Christmas Tips & Fun


Learn interesting, unusual, unique and useful facts and tips about Christmas and the winter holiday season, in America and around the world.


Decorating for Christmas

A Christmas Garden: Grow
Your Own Decorations

A

fter Christmas, when the seed catalogs start coming in the mail, have you thought about planting a Christmas Garden?

It doesn’t have to be big, or elaborate, but it can be fun to do and, on occasion, an educational challenge.

You could think of planting plants that would work in projects – such as wreath making or centerpiece design. Artemisia is one of these – or, actually, several of these. Artemisia is a generic name for plants such as mugwort and silver king, tarragon and wormwood.

Silver artemis, for instance, can grow up to three feet high and, as its name implies, adds a distinct color element to your garden. It can then can be dried to a silvery white. It should best be woven into wreath shape before it dries.

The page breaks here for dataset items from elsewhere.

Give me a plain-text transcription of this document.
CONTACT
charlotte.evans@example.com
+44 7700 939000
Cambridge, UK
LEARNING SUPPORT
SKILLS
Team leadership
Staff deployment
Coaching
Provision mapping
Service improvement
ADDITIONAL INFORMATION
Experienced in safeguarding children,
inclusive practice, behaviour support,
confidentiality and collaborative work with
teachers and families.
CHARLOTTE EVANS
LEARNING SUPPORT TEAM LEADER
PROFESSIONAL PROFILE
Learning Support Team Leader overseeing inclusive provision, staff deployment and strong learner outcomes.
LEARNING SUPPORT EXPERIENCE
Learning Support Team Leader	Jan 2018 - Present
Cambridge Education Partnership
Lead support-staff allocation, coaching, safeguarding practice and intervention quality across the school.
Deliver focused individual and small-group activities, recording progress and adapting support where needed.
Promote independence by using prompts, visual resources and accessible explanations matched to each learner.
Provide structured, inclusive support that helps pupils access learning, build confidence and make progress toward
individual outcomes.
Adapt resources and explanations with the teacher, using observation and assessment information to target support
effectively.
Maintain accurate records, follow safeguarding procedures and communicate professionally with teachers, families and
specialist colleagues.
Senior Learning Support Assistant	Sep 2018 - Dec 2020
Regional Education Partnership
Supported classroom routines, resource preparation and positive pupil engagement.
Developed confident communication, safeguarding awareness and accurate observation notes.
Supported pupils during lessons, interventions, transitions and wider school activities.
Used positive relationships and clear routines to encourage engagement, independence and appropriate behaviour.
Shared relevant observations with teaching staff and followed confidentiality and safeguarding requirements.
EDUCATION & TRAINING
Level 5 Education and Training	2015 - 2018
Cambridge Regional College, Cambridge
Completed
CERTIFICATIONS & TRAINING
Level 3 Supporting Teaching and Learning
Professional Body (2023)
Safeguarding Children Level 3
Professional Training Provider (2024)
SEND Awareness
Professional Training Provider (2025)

Tarragon has a lot going for it, not only as an aromatic addition (it smells sort of like licorice) to a dried wreath but as an herbal addition to your kitchen. In the garden it can grow as high as five feet – but it’s normally a more manageable two-three feet. It has green leaves and they tend to stay that way after they’ve been dried. Another name for tarragon is dragon herb and early on it was thought to cure snakebite. An added benefit of tarragon is that many garden pests like neither its taste nor its smell so it acts as a natural protector for its neighboring plants.

Wormwood is another "project plant" with grey-blue leaves that look good in dried arrangements. It can be harvested in August and September and actually dried in a vase as opposed to having to hang its stalks upside down in the attic or garage. It can also, according to its historical use, repel fleas and other unwanted critters.